Today, I introduced “timer IDs” internally in libcurl so that all expiring timers we use has to specify which timer it is with an ID, and we only have a set number of IDs to select from. Turns out there are only about 10 of them. 10 different ones. Per easy handle.

With this change, we now only allow one running timer for each ID, which then makes it possible for us to change timers during execution so that they never “fire” in vain like they used to do (since we couldn’t stop or remove them them before they expired previously). This change makes event loops slightly more efficient since now they will end up getting much fewer “spurious” timeouts that happen only because we had no infrastructure to prevent them.

Another benefit from only keeping one single timer for each ID in the list of timers, is that the dynamic list of running timers immediately become much shorter. This, because many times the same timer ID was used again and we would then add a new node to the list so the timer that had one purpose would expire twice (or more). But now it no longer works like that. In some typical uses I’ve tested, I’ve seen the list shrink from a maximum of 7-8 nodes down to a maximum of 1 or 2.

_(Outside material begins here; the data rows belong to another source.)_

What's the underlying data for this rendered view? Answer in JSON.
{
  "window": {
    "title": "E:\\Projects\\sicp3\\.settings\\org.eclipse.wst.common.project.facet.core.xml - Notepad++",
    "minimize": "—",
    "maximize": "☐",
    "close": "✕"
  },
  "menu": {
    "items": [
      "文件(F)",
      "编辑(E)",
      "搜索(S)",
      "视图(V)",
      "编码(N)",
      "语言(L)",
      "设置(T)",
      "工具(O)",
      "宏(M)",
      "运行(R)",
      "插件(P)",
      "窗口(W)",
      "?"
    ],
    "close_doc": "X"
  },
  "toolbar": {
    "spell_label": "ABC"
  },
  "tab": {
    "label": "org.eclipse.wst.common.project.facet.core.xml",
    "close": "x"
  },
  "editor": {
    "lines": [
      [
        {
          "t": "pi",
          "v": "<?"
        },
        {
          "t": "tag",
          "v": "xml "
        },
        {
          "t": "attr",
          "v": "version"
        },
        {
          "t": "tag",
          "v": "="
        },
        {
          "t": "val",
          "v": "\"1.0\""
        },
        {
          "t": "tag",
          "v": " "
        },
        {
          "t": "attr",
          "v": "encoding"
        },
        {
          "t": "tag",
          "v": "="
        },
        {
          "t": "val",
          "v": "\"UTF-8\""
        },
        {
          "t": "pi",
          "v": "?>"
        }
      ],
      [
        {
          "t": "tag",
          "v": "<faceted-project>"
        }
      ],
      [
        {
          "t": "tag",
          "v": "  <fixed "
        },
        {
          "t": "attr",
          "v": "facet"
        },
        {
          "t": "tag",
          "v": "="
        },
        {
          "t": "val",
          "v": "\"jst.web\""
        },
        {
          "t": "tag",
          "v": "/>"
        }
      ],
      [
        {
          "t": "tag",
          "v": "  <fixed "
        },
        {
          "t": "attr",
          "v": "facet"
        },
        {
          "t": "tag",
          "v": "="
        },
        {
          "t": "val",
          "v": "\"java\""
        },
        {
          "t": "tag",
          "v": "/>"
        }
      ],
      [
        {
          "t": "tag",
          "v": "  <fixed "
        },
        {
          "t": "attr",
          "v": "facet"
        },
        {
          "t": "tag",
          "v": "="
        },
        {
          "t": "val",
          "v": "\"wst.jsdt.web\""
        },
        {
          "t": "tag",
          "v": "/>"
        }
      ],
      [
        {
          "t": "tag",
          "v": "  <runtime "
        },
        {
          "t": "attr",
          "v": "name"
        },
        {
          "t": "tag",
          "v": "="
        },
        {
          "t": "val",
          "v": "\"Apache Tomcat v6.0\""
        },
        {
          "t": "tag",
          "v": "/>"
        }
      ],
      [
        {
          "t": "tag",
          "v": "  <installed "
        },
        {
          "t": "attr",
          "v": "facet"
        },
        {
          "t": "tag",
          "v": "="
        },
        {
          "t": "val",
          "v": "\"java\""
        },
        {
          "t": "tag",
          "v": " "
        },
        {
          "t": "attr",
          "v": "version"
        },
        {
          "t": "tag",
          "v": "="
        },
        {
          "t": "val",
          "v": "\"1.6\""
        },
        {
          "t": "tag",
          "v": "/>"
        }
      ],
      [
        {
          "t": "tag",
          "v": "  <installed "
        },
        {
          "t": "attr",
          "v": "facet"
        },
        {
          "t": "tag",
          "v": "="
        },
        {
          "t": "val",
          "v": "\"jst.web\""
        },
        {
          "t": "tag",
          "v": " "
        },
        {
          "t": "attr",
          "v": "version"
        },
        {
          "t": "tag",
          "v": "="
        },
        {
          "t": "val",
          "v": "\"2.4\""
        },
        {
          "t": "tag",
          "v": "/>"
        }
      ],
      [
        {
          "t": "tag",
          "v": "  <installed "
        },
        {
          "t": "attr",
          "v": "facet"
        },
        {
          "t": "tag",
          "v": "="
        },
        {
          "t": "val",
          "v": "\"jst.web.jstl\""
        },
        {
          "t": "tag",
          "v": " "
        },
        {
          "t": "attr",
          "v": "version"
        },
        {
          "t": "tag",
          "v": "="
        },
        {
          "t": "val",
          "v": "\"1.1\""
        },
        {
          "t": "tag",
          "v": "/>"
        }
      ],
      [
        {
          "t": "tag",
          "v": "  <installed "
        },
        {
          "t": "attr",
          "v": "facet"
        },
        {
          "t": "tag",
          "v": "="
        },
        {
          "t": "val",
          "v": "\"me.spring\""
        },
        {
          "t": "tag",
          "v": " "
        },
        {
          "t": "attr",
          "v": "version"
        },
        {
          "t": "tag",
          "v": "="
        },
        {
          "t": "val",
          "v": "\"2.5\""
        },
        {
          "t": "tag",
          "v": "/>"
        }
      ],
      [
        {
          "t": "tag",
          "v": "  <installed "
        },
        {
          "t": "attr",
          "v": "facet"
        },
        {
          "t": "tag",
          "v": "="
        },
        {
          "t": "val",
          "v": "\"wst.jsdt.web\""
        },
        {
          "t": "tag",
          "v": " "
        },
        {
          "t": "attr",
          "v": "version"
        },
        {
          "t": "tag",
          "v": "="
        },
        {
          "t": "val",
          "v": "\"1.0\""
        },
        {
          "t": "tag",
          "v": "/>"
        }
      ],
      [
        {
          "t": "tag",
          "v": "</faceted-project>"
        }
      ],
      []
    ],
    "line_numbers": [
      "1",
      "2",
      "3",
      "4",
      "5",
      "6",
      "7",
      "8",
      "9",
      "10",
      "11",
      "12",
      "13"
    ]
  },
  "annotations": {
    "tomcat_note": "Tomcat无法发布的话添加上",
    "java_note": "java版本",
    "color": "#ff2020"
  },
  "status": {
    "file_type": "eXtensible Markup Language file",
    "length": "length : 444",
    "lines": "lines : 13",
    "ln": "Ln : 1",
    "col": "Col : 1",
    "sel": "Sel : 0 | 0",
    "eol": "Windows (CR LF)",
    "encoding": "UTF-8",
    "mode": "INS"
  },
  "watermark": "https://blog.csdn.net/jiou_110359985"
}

Finally, since we now have a finite number of timers that can be set at any given time and we know the maximum amount is fairly small, I could make the timer code completely skip using dynamic memory. Allocating 10 tiny structs as part of the main handle allocation is more efficient than doing tiny mallocs() for them one by one. In a basic comparison test I’ve run, this reduced the total number of allocations from 82 to 72 for “curl localhost”.

This change will be included in the pending curl release targeted to ship on June 14th 2017.  Possibly called version 7.54.1.

Those are all in a tree

As explained previously: the above explanation of timers goes for the set of timers kept for each individual easy handle, and with libcurl you can add an unlimited amount of easy handles to a multi handle (to perform lots of transfers in parallel) and then the multi handle has a self-balanced splay tree with the nearest-in-time timer for each individual easy handle as nodes in the tree, so that it can quickly and easily figure out which handle that needs attention next and when in time that is.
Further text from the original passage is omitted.